Alih-alih ingin menjadikan film ini kaya akan plot twist dengan menjelaskan konflik dan akarnya pada babak ketiga, film ini malah merusak tatanan alur. Sejak babak pertama, kita tidak disuguhkan banyak materi ataupun hal penting yang membuka konfliknya, melainkan kita disuguhkan beragam jumpscare yang bahkan lama-kelamaan saya kebal terhadap mereka. Saking try hard nya untuk menakut-nakuti para penonton adegan di kamar mandi yang awalnya memang menakutkan (pada saat Nur pertama masuk), namun malah menjadi membosankan saat Widya yang ditakut-takuti, bahkan saya berpikir berapa liter air yang dihabiskan Widya? Babak awal yang hanya disusun menggunakan jumpscare demi jumpscare, membuat babak kedua dan ketiga nampak tidak memiliki pegangan kuat. Perpindahan antar sudut pandang Widya dan Nur pun nampak kurang rapih, menimbulkan kebingungan untuk mencari pijakan apa yang sebenarnya terjadi dan setting waktunya.

Kemudian pada babak kedua dan ketiga lah kita langsung dijatuhkan berbagai konflik penting tanpa gerbang pembuka konflik tersebut. Ketiadaan gerbang di babak awal ini, membuat konflik-konflik yang terjadi nampak kosong dan tidak memiliki pondasi awal yang kuat, seperti konflik tersebut terjadi tanpa alasan (meskipun ada, karena dijelaskan pada akhir-akhir film), mungkin hal ini sengaja dilakukan untuk membangun suatu misteri yang kuat dan plot twist yang mengejutkan. Alih-alih membangun misteri dan plot twist, sususan alurnya nampak buru-buru dan berantakan. Penyelesaian konfliknya nampak kurang maksimal, klimaks maupun anti-klimaksnya tidak bekerja secara maksimal.
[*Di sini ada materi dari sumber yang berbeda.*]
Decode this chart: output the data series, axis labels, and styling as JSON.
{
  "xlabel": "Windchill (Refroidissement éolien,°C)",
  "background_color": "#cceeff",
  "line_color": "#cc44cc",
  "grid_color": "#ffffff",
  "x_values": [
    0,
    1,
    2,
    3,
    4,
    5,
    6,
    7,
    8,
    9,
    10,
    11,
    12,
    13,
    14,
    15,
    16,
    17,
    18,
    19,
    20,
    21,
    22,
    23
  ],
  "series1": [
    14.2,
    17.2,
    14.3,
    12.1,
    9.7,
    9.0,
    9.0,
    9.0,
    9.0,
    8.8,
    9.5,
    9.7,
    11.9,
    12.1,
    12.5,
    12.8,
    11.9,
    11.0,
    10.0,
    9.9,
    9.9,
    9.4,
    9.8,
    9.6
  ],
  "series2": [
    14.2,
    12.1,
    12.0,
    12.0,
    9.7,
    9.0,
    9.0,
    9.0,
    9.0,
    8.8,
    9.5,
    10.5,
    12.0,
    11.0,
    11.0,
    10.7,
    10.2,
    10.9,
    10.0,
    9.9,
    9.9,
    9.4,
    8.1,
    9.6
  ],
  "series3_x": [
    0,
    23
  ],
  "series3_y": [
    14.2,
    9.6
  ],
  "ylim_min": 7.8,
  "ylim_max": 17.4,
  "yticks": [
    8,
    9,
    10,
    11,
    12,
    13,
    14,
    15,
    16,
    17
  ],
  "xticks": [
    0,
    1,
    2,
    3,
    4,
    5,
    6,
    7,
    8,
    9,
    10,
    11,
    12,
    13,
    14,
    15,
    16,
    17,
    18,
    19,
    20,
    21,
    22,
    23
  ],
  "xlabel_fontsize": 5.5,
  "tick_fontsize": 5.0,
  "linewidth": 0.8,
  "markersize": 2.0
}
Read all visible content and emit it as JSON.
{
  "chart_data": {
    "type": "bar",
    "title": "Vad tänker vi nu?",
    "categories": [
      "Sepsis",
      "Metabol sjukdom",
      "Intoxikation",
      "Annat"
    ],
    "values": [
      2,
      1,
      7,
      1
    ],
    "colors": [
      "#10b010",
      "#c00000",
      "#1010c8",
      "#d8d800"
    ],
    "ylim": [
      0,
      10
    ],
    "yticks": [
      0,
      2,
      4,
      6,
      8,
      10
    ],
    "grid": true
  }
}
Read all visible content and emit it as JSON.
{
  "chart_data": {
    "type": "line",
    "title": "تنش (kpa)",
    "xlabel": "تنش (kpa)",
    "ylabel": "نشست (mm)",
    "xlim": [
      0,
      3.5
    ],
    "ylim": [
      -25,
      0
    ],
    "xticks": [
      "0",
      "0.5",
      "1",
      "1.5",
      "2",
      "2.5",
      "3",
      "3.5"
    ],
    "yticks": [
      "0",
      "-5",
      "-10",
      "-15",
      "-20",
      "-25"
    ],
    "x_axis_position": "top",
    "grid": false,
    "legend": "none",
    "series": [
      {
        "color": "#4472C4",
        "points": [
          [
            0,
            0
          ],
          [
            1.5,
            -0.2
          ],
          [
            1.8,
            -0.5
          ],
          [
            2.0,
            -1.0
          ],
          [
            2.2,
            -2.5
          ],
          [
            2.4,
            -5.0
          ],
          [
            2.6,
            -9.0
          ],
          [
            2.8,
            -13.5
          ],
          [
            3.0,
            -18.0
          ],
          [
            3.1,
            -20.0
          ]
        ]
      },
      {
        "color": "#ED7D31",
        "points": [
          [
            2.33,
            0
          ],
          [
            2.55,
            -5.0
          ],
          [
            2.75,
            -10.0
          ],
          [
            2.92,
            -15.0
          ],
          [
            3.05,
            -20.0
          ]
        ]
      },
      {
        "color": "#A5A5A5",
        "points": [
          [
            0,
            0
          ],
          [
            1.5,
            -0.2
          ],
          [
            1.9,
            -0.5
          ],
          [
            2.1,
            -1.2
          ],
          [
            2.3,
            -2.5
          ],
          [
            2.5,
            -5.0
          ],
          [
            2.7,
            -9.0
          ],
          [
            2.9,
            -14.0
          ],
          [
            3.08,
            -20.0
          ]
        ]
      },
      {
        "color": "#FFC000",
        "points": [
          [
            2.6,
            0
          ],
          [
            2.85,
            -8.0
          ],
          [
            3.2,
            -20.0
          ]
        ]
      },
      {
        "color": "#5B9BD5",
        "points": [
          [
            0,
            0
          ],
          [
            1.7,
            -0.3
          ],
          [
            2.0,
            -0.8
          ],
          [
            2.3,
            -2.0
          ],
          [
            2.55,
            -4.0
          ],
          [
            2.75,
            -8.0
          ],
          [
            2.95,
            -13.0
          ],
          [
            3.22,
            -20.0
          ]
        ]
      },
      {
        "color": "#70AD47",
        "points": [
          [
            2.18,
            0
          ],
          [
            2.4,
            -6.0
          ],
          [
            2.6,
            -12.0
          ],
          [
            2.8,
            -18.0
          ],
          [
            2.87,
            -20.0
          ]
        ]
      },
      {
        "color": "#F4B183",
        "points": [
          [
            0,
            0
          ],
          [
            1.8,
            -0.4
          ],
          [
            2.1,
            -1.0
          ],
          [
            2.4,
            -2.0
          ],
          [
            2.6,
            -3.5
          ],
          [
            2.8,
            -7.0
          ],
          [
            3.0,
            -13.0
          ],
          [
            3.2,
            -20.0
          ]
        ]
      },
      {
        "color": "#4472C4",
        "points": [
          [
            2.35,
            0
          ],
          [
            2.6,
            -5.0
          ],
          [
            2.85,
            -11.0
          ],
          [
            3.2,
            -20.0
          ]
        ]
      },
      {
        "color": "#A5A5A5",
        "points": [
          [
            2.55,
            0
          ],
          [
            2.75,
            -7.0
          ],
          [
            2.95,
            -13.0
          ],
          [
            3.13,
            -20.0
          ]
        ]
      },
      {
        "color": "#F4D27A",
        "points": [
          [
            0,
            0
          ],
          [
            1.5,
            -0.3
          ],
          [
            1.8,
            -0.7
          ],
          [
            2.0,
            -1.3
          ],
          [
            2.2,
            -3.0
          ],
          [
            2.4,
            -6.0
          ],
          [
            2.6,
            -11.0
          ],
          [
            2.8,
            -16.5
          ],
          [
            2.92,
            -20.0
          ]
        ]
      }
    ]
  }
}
Berbagai poin-poin yang ada di film ini pun ditinggalkan menjadi sebuah plot hole, seperti bagaimana peran ‘pelindung’ si Nur, atau bagaimana penyelesaiannya dengan Badarawuhi, hal itu nampak seperti masih berada di permukaan dan tak terselesaikan secara matang. Terlebih lagi ending yang nampak seperti wawancara antara Nur dan Widya, menjadikan film ini semakin membingungkan konsepnya. Mungkin saja jika wawancara ini ditaruh di awal, bisa saja film ini dibangun layaknya film The Medium.

Kesimpulan

Pada akhirnya, KKN di Desa Penari memanglah sebuah film yang memiliki potensi yang sangat kuat untuk menjadi salah satu film horror terbaik. Dari segi premis yang menari. Namun, sayanganya penantian lama ini nampak tak terbayar dengan puas oleh KKN di Desa Penari. Dengan alurnya yang nampak kurang terstruktur rapih, karakterisasinya yang dangkal, dan sangat bergantung pada jumpscare untuk hal menakut-nakuti tanpa berusaha untuk membangun tensi yang kuat. Pada akhirnya KKN di Desa Penari merupakan suatu penantian yang tidak memuaskan.